I really enjoy working with dar, especially because of your attention to
detail which makes dar very versatile tool.
Unfortunately I didn't really have the time yet to test the binary delta
feature before the final 2.6.0 release, but it's just in time to make my
yearly full backups with the signatures now and start testing binary deltas
on production, haha ;-)
Just to let you know, there is an issue compiling dar 2.6 in RHEL-7 due to
gcc 4.8.5:
In file included from i_archive.hpp:35:0,
from archive.cpp:31:
erreurs.hpp:110:15: error: function 'libdar::Egeneric::niveau&
libdar::Egeneric::niveau::operator=(libdar::Egeneric::niveau&&)' defaulted
on its first declaration with an exception-specification that differs from
the implicit declaration 'libdar::Egeneric::niveau&
libdar::Egeneric::niveau::operator=(libdar::Egeneric::niveau&&)'
niveau & operator = (niveau && ref) noexcept = default;
.
(^ and so on, basically all the prototypes with noexcept = default)
I understand that gcc 4.8.5 has a very limited (buggy) support for c++11,
but unfortunately I guess this means dar 2.6 will not be available in
EPEL-7.
It should probably also be stated in the documentation that gcc 4.8 is no
longer supported (if this was the intention).
I was able to compile it with devtoolset-7 (gcc 7.3.1), create a RPM (along
with statically linked libthreadar) and the resulting RPM seems to work fine
for now on vanilla Centos 7 (without the newer gcc and libs installed).

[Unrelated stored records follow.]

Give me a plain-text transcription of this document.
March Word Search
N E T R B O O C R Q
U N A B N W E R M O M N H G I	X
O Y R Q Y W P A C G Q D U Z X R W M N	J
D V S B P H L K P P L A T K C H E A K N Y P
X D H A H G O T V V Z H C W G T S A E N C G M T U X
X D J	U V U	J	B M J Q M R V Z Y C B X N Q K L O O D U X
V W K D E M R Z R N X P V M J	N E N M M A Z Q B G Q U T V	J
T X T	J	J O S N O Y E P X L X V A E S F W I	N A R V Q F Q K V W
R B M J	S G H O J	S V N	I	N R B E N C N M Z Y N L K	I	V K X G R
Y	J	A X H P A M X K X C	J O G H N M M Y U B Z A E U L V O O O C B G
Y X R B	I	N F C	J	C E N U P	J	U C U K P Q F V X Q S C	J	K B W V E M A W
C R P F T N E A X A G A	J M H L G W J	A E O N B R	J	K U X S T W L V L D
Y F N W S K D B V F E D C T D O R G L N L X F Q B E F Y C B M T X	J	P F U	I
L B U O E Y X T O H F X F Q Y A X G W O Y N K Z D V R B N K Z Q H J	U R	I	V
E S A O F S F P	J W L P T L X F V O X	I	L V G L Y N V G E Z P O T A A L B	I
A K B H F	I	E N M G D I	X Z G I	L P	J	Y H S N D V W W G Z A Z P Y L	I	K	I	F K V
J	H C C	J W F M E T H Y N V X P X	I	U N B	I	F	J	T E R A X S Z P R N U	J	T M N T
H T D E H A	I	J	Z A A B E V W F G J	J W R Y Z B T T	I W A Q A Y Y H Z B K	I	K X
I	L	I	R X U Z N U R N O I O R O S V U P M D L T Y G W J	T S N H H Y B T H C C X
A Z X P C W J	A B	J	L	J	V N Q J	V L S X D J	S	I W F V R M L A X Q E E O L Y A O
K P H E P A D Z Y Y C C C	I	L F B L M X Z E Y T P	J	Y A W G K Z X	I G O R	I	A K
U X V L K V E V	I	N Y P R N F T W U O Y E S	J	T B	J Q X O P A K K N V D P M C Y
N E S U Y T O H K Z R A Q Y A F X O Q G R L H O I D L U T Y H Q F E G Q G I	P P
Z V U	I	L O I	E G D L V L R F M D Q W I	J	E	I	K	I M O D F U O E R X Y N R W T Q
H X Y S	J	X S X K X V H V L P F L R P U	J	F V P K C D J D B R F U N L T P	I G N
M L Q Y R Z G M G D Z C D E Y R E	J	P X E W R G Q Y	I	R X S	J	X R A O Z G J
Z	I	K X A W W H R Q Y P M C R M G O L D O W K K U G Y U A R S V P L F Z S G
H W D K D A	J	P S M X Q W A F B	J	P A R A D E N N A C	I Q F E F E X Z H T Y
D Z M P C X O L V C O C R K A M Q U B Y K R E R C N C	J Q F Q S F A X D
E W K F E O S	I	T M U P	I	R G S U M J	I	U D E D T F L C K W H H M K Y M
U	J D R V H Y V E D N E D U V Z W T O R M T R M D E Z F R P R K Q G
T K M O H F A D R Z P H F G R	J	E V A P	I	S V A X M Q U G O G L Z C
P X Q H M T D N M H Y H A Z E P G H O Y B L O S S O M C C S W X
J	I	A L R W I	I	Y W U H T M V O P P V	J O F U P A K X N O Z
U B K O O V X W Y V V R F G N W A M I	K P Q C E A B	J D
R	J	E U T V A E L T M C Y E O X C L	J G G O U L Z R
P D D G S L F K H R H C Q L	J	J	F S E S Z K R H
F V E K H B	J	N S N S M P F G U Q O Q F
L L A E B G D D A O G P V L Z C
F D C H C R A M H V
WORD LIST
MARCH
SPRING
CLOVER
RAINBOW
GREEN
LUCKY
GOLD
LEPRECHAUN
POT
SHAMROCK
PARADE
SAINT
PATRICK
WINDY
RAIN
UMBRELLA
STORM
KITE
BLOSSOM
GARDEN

Looking forward, I see that dar is using RS_DEFAULT_BLOCK_LEN which is just
2048 bytes. If the signatures will be switched to Blake2, this means the
signature will be 36 bytes (256-bit blake2 + 4 bytes crc32) for each 2k
block. This might be a bit too much for larger files and I was thinking that
instead of having (yet another) command line option for that, dar might try
to optimize the block_len based on file size. I don't see the need for 2k
signatures on multi-gigabyte files, where 8k or 16k signature might be just
ok and a lot smaller. I have a proof of concept patch for that already, for
instance with the 2GB file the blake2 catalog size is reduced from 36MB to
9MB with 8k blocks (default dar catalog with md4 signature would be around
18MB for the same file). I can send the patch to github if needed ;-)
And to nitpick a bit, the man page is not mentioning [Delta] in the [data]
displayed fields. :-)
Thanks again and Happy Holidays!
Regards,
gulikoza
|